Duyguyu yutmak veya öfkeyle patlama: sağlığınız için en kötüsü nedir?

İyi bir tartışmanın temel olduğunu düşünenler arasında mı yoksa barışı sarsmadığı için tartışmamayı tercih eden türden misiniz? En ateşli türseniz, o kadar da iyi olmayan haberlere hazır olun: tartışmalara alışma alışkanlığımız sağlığımıza zarar verebilecek bir şeydir.

Konuyla ilgili yayınlanmış bir çalışma, kavga zamanlarında bazı çiftlerin davranışlarını analiz etti. Sonuç? Başörtüsünü kavgalara ve tartışmalara daldırmak kalp hastalığını geliştirmemize neden olabilir. Öte yandan, saçmalıklara girmekten ve geri çekilmekten kaçınmak, kas ve iskelet sistemi hastalıklarının oluşma riskini arttırmaktadır, çünkü bu durumlarda boyun ve boyunlar daha fazla stresedilmektedir.

Bu araştırma, savaşmanın hiçbir zaman iyi bir şey olmadığını göstermenin yanı sıra, duygularımız, fiziksel bedenimiz ve genel sağlığımız arasındaki ilişkiyi daha da vurgulamaktadır. Çalışma psikoloğu Robert Levenson'a göre, bu, uzun vadeli davranışlarımızın sağlık sorunlarına neden olabileceğinin farkına varmanın bir yoludur.

yöntem

Savaş!

Bu sonuca ulaşmak için, araştırmacılar 20 yıl boyunca bazı çiftlerin davranışlarını incelediler. Bu süre zarfında yaş, eğitim, kondisyon, sigara, alkol ve kafein tüketimi gibi faktörler göz önünde bulundurulmuştur.

Duyguya karşı sağlığa karşı en olumsuz tepkileri veren grup kocalardı ancak bu, kadınların bir kenara bırakıldığı anlamına gelmiyor: evde sağlık mücadeleleri için de para ödüyorlar.

Araştırma, ortalama 15 dakika süren tartışmaların, 20 yıllık evliliğin ardından çiftin sağlığını nasıl etkileyebileceğini bulmaya çalıştı. Analizin sonunda, araştırmacılar ılık su durumunda öfkeyi yönetme ve kavga etmeyen insanlar için duyguları bastırma konusunda daha fazla düşünmemizi önerdiler.

değerlendirme

Gergin!

Çalışma yazarı Claudia Haase, "Her evlilikte çatışma yaşanıyor, ancak insanlar bununla farklı şekillerde ilgileniyor." Psikologlar ekibi, en az 1989'dan beri eşleriyle birlikte olan toplam 156 orta yaşlı heteroseksüel çifti değerlendirdi. Katılımcılar şimdi 60 ila 90 yaş arasındadır.

Dövüşlere eşlik etmek için katılımcılar her 5 yılda bir tam olarak izlendikleri laboratuvarlara gittiler. Orada günlük durumları tartıştılar ve yaşamlarında olumlu ya da olumsuz olarak belirgin olayları konuştular.

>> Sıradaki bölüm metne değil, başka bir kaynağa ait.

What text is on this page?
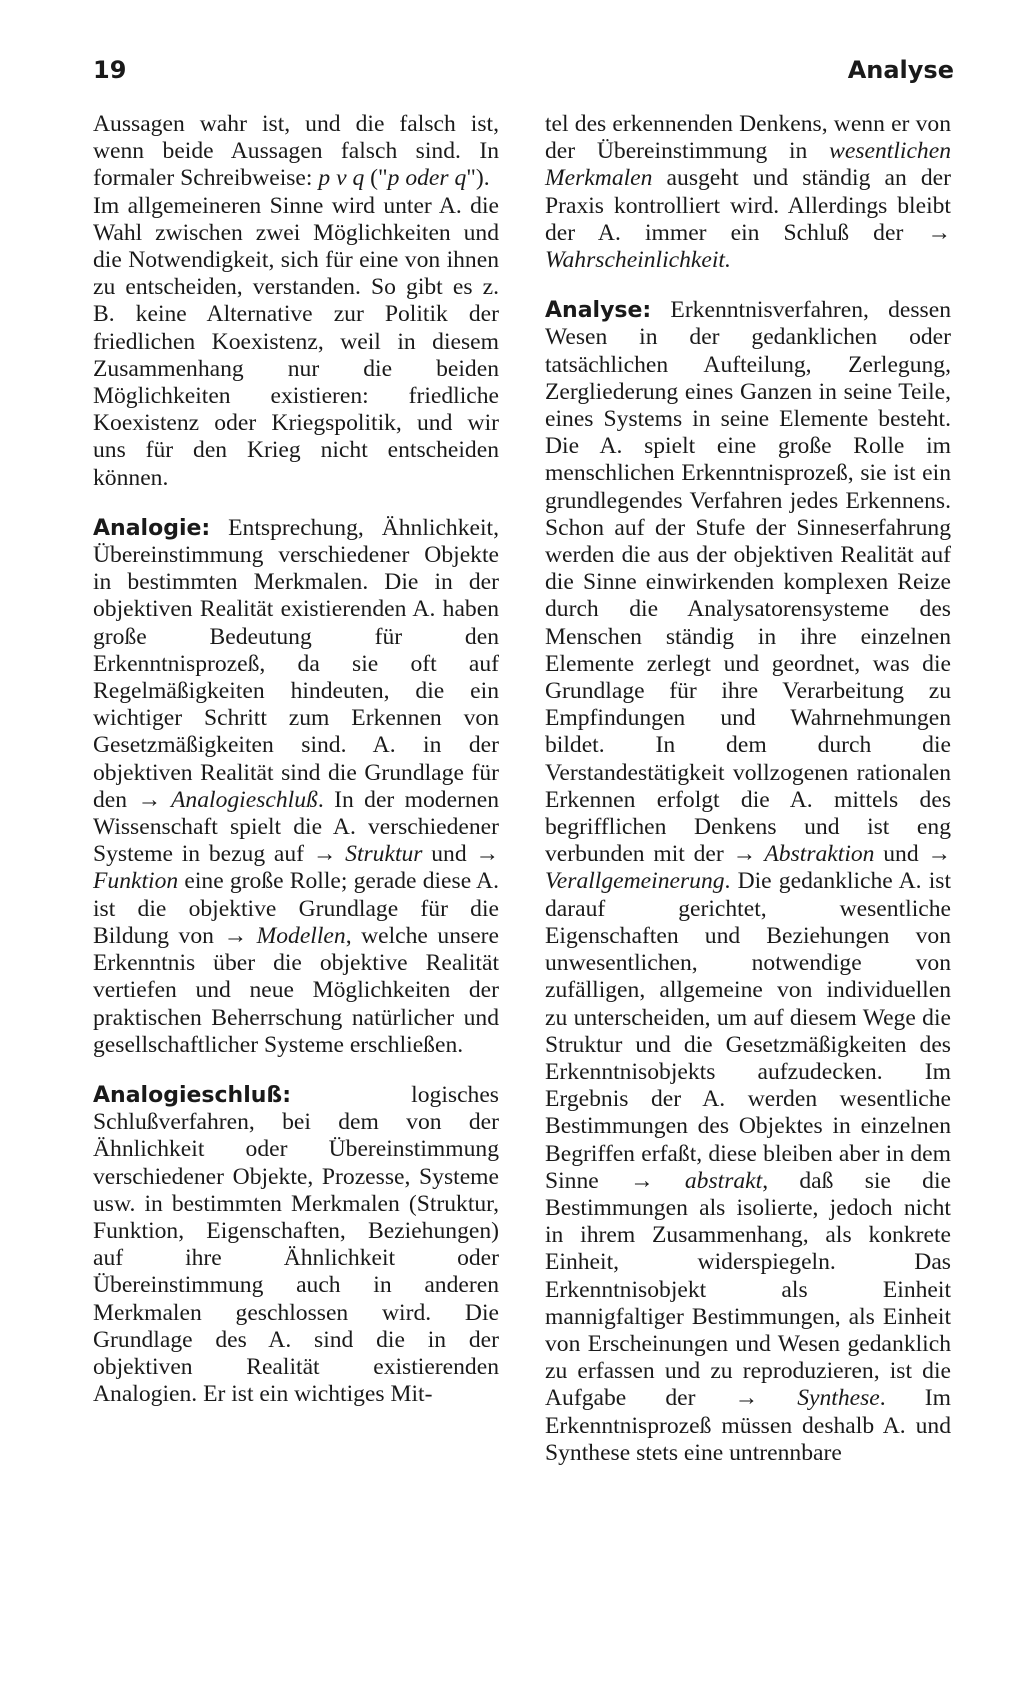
19	Analyse

Aussagen wahr ist, und die falsch ist, wenn beide Aussagen falsch sind. In formaler Schreibweise: p v q ("p oder q").

Im allgemeineren Sinne wird unter A. die Wahl zwischen zwei Möglichkeiten und die Notwendigkeit, sich für eine von ihnen zu entscheiden, verstanden. So gibt es z. B. keine Alternative zur Politik der friedlichen Koexistenz, weil in diesem Zusammenhang nur die beiden Möglichkeiten existieren: friedliche Koexistenz oder Kriegspolitik, und wir uns für den Krieg nicht entscheiden können.

Analogie: Entsprechung, Ähnlichkeit, Übereinstimmung verschiedener Objekte in bestimmten Merkmalen. Die in der objektiven Realität existierenden A. haben große Bedeutung für den Erkenntnisprozeß, da sie oft auf Regelmäßigkeiten hindeuten, die ein wichtiger Schritt zum Erkennen von Gesetzmäßigkeiten sind. A. in der objektiven Realität sind die Grundlage für den → Analogieschluß. In der modernen Wissenschaft spielt die A. verschiedener Systeme in bezug auf → Struktur und → Funktion eine große Rolle; gerade diese A. ist die objektive Grundlage für die Bildung von → Modellen, welche unsere Erkenntnis über die objektive Realität vertiefen und neue Möglichkeiten der praktischen Beherrschung natürlicher und gesellschaftlicher Systeme erschließen.

Analogieschluß: logisches Schlußverfahren, bei dem von der Ähnlichkeit oder Übereinstimmung verschiedener Objekte, Prozesse, Systeme usw. in bestimmten Merkmalen (Struktur, Funktion, Eigenschaften, Beziehungen) auf ihre Ähnlichkeit oder Übereinstimmung auch in anderen Merkmalen geschlossen wird. Die Grundlage des A. sind die in der objektiven Realität existierenden Analogien. Er ist ein wichtiges Mit-

tel des erkennenden Denkens, wenn er von der Übereinstimmung in wesentlichen Merkmalen ausgeht und ständig an der Praxis kontrolliert wird. Allerdings bleibt der A. immer ein Schluß der → Wahrscheinlichkeit.

Analyse: Erkenntnisverfahren, dessen Wesen in der gedanklichen oder tatsächlichen Aufteilung, Zerlegung, Zergliederung eines Ganzen in seine Teile, eines Systems in seine Elemente besteht. Die A. spielt eine große Rolle im menschlichen Erkenntnisprozeß, sie ist ein grundlegendes Verfahren jedes Erkennens. Schon auf der Stufe der Sinneserfahrung werden die aus der objektiven Realität auf die Sinne einwirkenden komplexen Reize durch die Analysatorensysteme des Menschen ständig in ihre einzelnen Elemente zerlegt und geordnet, was die Grundlage für ihre Verarbeitung zu Empfindungen und Wahrnehmungen bildet. In dem durch die Verstandestätigkeit vollzogenen rationalen Erkennen erfolgt die A. mittels des begrifflichen Denkens und ist eng verbunden mit der → Abstraktion und → Verallgemeinerung. Die gedankliche A. ist darauf gerichtet, wesentliche Eigenschaften und Beziehungen von unwesentlichen, notwendige von zufälligen, allgemeine von individuellen zu unterscheiden, um auf diesem Wege die Struktur und die Gesetzmäßigkeiten des Erkenntnisobjekts aufzudecken. Im Ergebnis der A. werden wesentliche Bestimmungen des Objektes in einzelnen Begriffen erfaßt, diese bleiben aber in dem Sinne → abstrakt, daß sie die Bestimmungen als isolierte, jedoch nicht in ihrem Zusammenhang, als konkrete Einheit, widerspiegeln. Das Erkenntnisobjekt als Einheit mannigfaltiger Bestimmungen, als Einheit von Erscheinungen und Wesen gedanklich zu erfassen und zu reproduzieren, ist die Aufgabe der → Synthese. Im Erkenntnisprozeß müssen deshalb A. und Synthese stets eine untrennbare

İlişkileri tartışılırken, davranış uzmanları katılımcıların yüz ifadeleri, beden dili ve ses tonu temelindeki tepkilerini değerlendirdi. Sonra her kişi, bazı sorular arasında, belirli sağlık sorunlarının varlığını kontrol eden bir ankete cevap verdi.

Kavga mı yoksa kaçmak mı?

Hiç biri

Öfke durumunda, araştırmacılar görsel bir fikir birliğine vardılar: sıkı dudaklar, kaşlı kaşlar, sıkıştırılmış çeneler, değiştirilmiş sesler. Kavgadan kaçan ve sağlıksız öfkeyi yutanların davranışları yüz sertliği, sert boyun kasları ve zayıf göz temasıdır.

Sonuçta, en fazla tahrişin, yüksek tansiyonun yanı sıra kalp hastalığı ve göğüs ağrısı gelişimi eğiliminde olduğu sonucuna varıldı. Acı çekenlerde genellikle boyun bölgesinde olmak üzere genellikle sırt ağrısı, eklem ağrısı ve kas gerginliği görülür.

Araştırmacılar bizi, duygularımızın sağlığımızın kalitesini büyük ölçüde etkilediği konusunda uyarmayı umuyorlar. Öfke nöbetlerini yönetmek veya duygularınız hakkında konuşabilmek, daha iyi ve daha uzun yaşamak isteyenler için kilit görevlerdir. Ve hissettiğin şeyle nasıl başa çıkıyorsun?